The scheme is good overall, but there is a need for sensitisation, particularly because bonded labour may also be a case of human trafficking which attracts Indian Penal Code 370 on buying or disposing of any person as a slave, said Katiyar. “If this is properly done and monitored it will increase registration of cases, and data collation will also improve.”
The solution to eradicating bonded labour lies in changing the conditions of work, and not rehabilitation alone, he added.
Anuj, who was rescued from a brick kiln in 2019, does not own any land, and stays in his parents’ two-room house. The two bighas (1.2 acres) of land that his family had was sold for his sisters’ marriage. “No one has contacted me since I went to meet district labour officials in Ambala to sign for the issuance of the cheque, and I have not received any money yet.” He continues to face delayed wages as a mason, but after his previous experience, the safety of being at home trumps his urge to migrate for better wage work.

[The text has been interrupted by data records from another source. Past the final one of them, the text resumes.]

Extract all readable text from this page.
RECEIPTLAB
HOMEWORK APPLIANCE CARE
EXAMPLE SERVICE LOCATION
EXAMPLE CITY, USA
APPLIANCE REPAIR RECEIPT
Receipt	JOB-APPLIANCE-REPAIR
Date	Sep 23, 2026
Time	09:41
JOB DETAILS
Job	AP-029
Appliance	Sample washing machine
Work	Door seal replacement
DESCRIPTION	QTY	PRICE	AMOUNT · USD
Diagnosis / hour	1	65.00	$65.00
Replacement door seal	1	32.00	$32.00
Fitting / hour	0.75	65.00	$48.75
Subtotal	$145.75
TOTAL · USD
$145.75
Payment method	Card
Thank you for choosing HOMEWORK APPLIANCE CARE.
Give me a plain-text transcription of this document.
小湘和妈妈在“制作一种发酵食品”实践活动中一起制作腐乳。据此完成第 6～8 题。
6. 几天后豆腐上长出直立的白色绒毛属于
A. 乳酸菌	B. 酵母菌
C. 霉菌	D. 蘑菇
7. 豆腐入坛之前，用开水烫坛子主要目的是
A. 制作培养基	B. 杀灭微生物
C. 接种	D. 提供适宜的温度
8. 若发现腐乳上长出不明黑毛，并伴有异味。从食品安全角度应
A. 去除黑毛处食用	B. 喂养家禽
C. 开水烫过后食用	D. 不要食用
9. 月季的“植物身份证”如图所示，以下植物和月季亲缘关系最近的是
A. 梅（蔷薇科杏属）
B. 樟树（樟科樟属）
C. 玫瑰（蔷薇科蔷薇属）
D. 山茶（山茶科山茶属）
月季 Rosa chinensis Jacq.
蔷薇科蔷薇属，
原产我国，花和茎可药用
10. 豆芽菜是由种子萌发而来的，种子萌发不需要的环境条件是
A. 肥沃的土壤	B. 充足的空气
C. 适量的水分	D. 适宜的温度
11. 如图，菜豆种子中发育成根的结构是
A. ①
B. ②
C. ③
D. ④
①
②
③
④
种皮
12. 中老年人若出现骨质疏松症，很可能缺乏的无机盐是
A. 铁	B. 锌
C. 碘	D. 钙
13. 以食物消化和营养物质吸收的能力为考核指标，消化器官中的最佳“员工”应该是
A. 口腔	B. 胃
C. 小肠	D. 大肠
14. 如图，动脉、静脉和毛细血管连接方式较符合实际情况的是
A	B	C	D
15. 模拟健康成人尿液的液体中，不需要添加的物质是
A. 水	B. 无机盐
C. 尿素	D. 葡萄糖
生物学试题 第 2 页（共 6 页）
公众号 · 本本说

Mahesh, who is yet to receive any government rehabilitation support since his rescue in 2022, too faces a similar plight. When he and his wife return after months of work, they stay in his mother-in-law’s one-room house. “We can manage if we get rehabilitation money and then get land for a house or farming [under the scheme],” he said. “We are not asking for anything big.”
*Names of the rescued labourers have been changed to protect their identity.
This article first appeared on IndiaSpend, a data-driven and public-interest journalism non-profit.